Currently, the TSB is classifying this occurrence as a controlled flight into terrain (CFIT) accident. CFIT occurs when an airworthy aircraft under the control of the flight crew is flown unintentionally into terrain, obstacles or water, usually with no prior awareness by the crew. CFIT is one of the issues identified in the TSB Watchlist.

Investigation Activities in Progress

The TSB is proceeding with several concurrent avenues of investigation in order to understand why the aircraft struck terrain 1 nautical mile east of the runway. Aircraft navigation in the final phase of flight is certainly a key area that the investigation team is pursuing. To that end, the TSB Engineering Laboratory, assisted by specialists of the aircraft and components manufacturers, is conducting exhaustive testing on the aircraft's navigational equipment.
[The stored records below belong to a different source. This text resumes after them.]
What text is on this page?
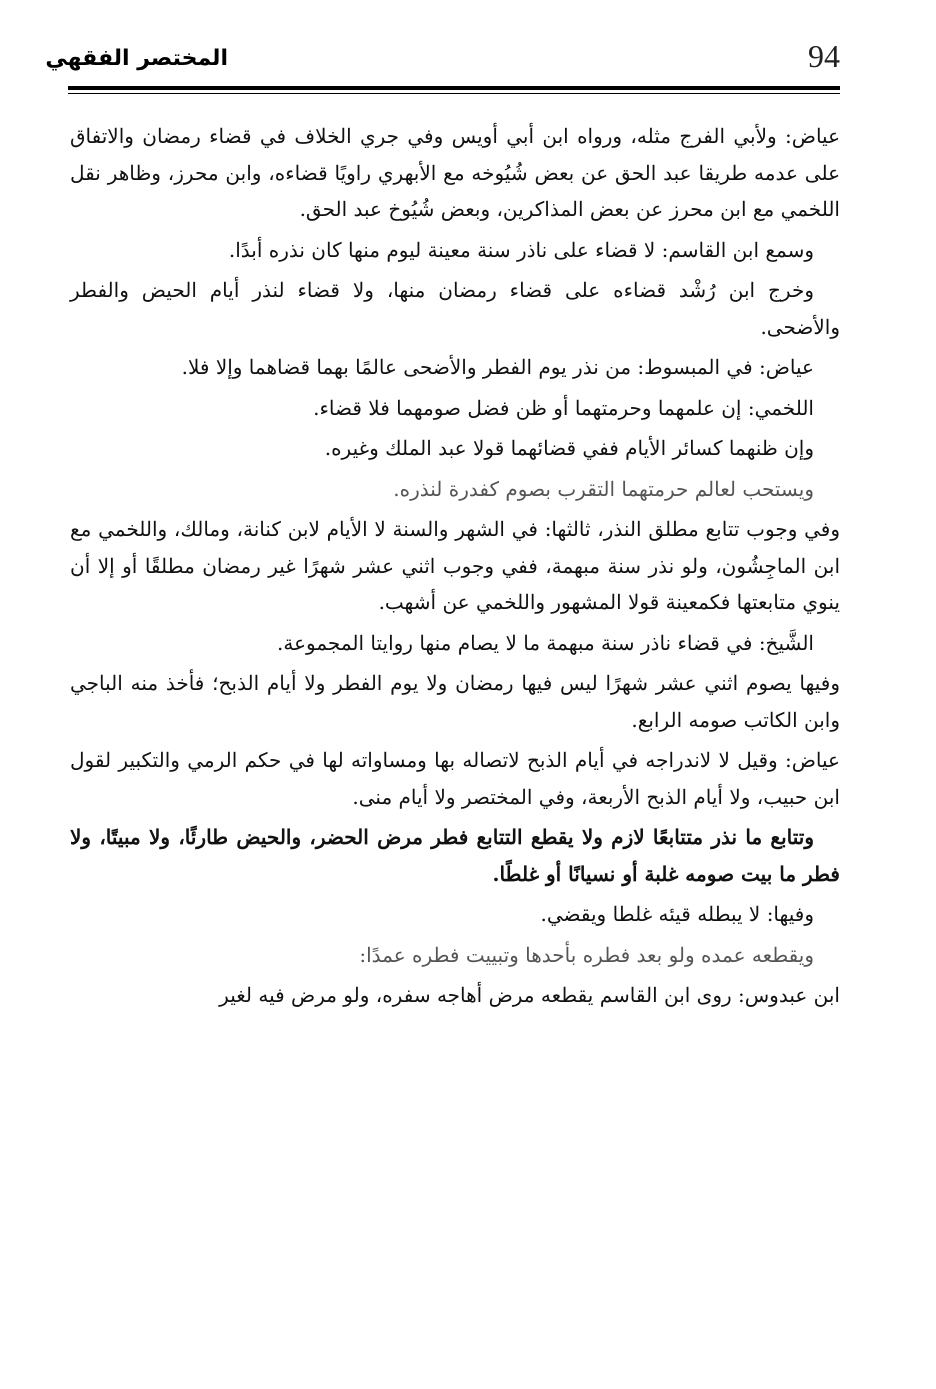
94
المختصر الفقهي

عياض: ولأبي الفرج مثله، ورواه ابن أبي أويس وفي جري الخلاف في قضاء رمضان والاتفاق على عدمه طريقا عبد الحق عن بعض شُيُوخه مع الأبهري راويًا قضاءه، وابن محرز، وظاهر نقل اللخمي مع ابن محرز عن بعض المذاكرين، وبعض شُيُوخ عبد الحق.

وسمع ابن القاسم: لا قضاء على ناذر سنة معينة ليوم منها كان نذره أبدًا.

وخرج ابن رُشْد قضاءه على قضاء رمضان منها، ولا قضاء لنذر أيام الحيض والفطر والأضحى.

عياض: في المبسوط: من نذر يوم الفطر والأضحى عالمًا بهما قضاهما وإلا فلا.

اللخمي: إن علمهما وحرمتهما أو ظن فضل صومهما فلا قضاء.

وإن ظنهما كسائر الأيام ففي قضائهما قولا عبد الملك وغيره.

ويستحب لعالم حرمتهما التقرب بصوم كفدرة لنذره.

وفي وجوب تتابع مطلق النذر، ثالثها: في الشهر والسنة لا الأيام لابن كنانة، ومالك، واللخمي مع ابن الماجِشُون، ولو نذر سنة مبهمة، ففي وجوب اثني عشر شهرًا غير رمضان مطلقًا أو إلا أن ينوي متابعتها فكمعينة قولا المشهور واللخمي عن أشهب.

الشَّيخ: في قضاء ناذر سنة مبهمة ما لا يصام منها روايتا المجموعة.

وفيها يصوم اثني عشر شهرًا ليس فيها رمضان ولا يوم الفطر ولا أيام الذبح؛ فأخذ منه الباجي وابن الكاتب صومه الرابع.

عياض: وقيل لا لاندراجه في أيام الذبح لاتصاله بها ومساواته لها في حكم الرمي والتكبير لقول ابن حبيب، ولا أيام الذبح الأربعة، وفي المختصر ولا أيام منى.

وتتابع ما نذر متتابعًا لازم ولا يقطع التتابع فطر مرض الحضر، والحيض طارئًا، ولا مبيتًا، ولا فطر ما بيت صومه غلبة أو نسيانًا أو غلطًا.

وفيها: لا يبطله قيئه غلطا ويقضي.

ويقطعه عمده ولو بعد فطره بأحدها وتبييت فطره عمدًا:

ابن عبدوس: روى ابن القاسم يقطعه مرض أهاجه سفره، ولو مرض فيه لغير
As with any accident investigation, investigators are looking at all aspects of training and procedures to determine if this can shed light on what may have transpired during the approach phase of the flight. Additionally, the team is studying the establishment of the temporary control zone and the coordination and operation of the airspace between civilian and military control agencies.

Communication of Safety Deficiencies

Should the investigation team uncover a safety deficiency that represents an immediate risk to aviation, the Board will communicate without delay so it may be addressed quickly and the aviation system made safer.

The Families

The TSB investigation team is mindful of the survivors and the families who lost loved ones on Flight 6560 and of their desire for answers. As we continue our work, our hope is that it will lead to the prevention of similar accidents and a safer transportation system for all Canadians.

The information posted is factual in nature and does not contain any analysis. Analysis of the accident, along with the Findings of the Board will become available when the final report is released. The investigation is ongoing.

The TSB is an independent agency that investigates marine, pipeline, railway and aviation transportation occurrences. Its sole aim is the advancement of transportation safety. It is not the function of the Board to assign fault or determine civil or criminal liability.